Ingredienti: fette residue di panettone gr 500 circa (è un'ipotesi: potrebbero essere gr 400 o 600 e vanno bene lo stesso); latte fresco intero cc 50; uovo 1; panna di latte liquida fresca (senza conservanti) 1 confezione da cc 200; burro una noce per imburrare gli stampi.
Per infornare il dolce: o una decina di cocottine di pirofile da forno cm 10 di diametro, o una teglia da forno cm 25 di diametro, con chiusura del bordo "a cerniera" per agevolare la sformatura.

Procedimento: Tagliare a sottili fettine il panettone, metterle in una ampia terrina e bagnarle con il latte, smembrandole leggermente con una forchetta. In un'altra ciotola mettere l'uovo, sbatterlo con la forchetta per un minuto, quindi aggiungere all'uovo la panna e mescolare lentamente (altrimenti la panna monta e si indurisce).
Adesso unire la panna con l'uovo ai pezzetti di panettone bagnato e mescolare il tutto facendolo amalgamare.
Imburrare gli stampini (o lo stampo unico), versarvi dentro il composto un pò più sotto dell'orlo e mettere in forno a 180° per 20 minuti.
Tirarlo fuori dal forno ed attendere che si sia intiepidito prima di sformarlo.

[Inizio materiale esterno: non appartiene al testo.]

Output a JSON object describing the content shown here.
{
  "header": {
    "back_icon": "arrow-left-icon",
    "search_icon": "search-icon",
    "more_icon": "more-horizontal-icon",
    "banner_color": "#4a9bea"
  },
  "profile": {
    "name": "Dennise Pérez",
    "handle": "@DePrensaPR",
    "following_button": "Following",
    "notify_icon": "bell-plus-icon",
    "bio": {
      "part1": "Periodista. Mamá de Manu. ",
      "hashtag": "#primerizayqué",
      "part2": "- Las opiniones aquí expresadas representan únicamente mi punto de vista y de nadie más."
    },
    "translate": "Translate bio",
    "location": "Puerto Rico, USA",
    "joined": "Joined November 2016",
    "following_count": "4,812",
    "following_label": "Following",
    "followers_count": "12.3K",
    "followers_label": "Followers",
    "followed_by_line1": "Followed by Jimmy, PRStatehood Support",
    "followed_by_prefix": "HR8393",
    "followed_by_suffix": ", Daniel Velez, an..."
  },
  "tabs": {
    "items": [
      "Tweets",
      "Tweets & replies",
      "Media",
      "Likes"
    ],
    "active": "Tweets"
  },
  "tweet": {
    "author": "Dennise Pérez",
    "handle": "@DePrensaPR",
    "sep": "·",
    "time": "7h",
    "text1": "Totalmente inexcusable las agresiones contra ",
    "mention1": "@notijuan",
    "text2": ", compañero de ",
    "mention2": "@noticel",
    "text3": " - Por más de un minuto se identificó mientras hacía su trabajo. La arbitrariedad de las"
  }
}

PASTA & PATATE CON IL PROVOLONE DEL MONACO


Prima di parlare della nostra ricetta è necessario che vi dia dei brevi accenni su cosa sia effettivamente "Il provolone del Monaco." E' un particolare formaggio, prodotto esclusivamente con il latte delle mucche di razza Agerolese che sono allevate sui Monti Lattari, dall'alto dei quali si domina il golfo di Napoli e la penisola sorrentina.
Questo formaggio ha un aroma ed un gusto intenso che gli viene conferito dal latte delle mucche che si sono nutrite di erbe aromatiche quasi per tutto l'anno, che crescono spontaneamente sulle pendici di questi monti dove liberamente gli animali pascolano. La cittadina montuosa dove avviene questa limitata produzione si chiama Airola ed è una frazione della più nota città di Vico Equense.
Secondo il disciplinare DOP -Denominazione di Origine Protetta, ottenuta nell'anno 2007 - il Provolone del Monaco deve essere stagionato in grotte di tufo almeno quattro mesi prima di essere posto in commercio, affinatura che può anche durare due anni, ma che raggiunge la sua eccellenza già a nove mesi dalla produzione. La buccia esterna del provolone di mese in mese tende a scurirsi, fino a prendere il colore delle nocciole mature. (vedi foto)
La normale pezzatura varia da kg 1,5 a 3, salvo rari casi in cui, su particolare richiesta può raggiungere i kg 4 /5.
Sull'origine del nome sono state avanzate diverse ipotesi: Il colore della buccia esterna, secondo alcuni, si richiamava al colore del saio dei Monaci Francescani; secondo altri, che i due provoloni uniti insieme da una breve fune (di origine vegetale), ricordavano le due bisacce che i monaci portavano sulla spalla per riporre i prodotti ricevuti dalla questua; ed un'altra ancora che il casaro che aveva per primo prodotto questo formaggio, aveva dei modi umili e gentili con tutti, caratteristici dei monaci questuanti.
Comunque il nostro DOP è un prodotto di nicchia, di particolare pregio, con un prezzo di vendita abbastanza elevato, (che può variare a secondo della lunghezza dei tempi di affinatura), ma che per le sue particolari caratteristiche riesce a conferire alle pietanze un sapore fuori del comune.
La normale ricetta della "pasta e patate", pietanza di origine povera spesso presente sulle tavole della Campania, con l'aggiunta di un minimo quantitativo di Provolone del Monaco, sia grattugiato che in sottili scaglie, quasi fosse un costoso tartufo bianco o nero, la fa diventare ricca di profumi e di sapori e la fanno elevare a grande specialità.
La limitata produzione di questo formaggio di tipo artigianale, non consente una copertura totale del mercato italiano, quindi il Provolone del Monaco non è facilmente reperibile in tutte le città d'Italia.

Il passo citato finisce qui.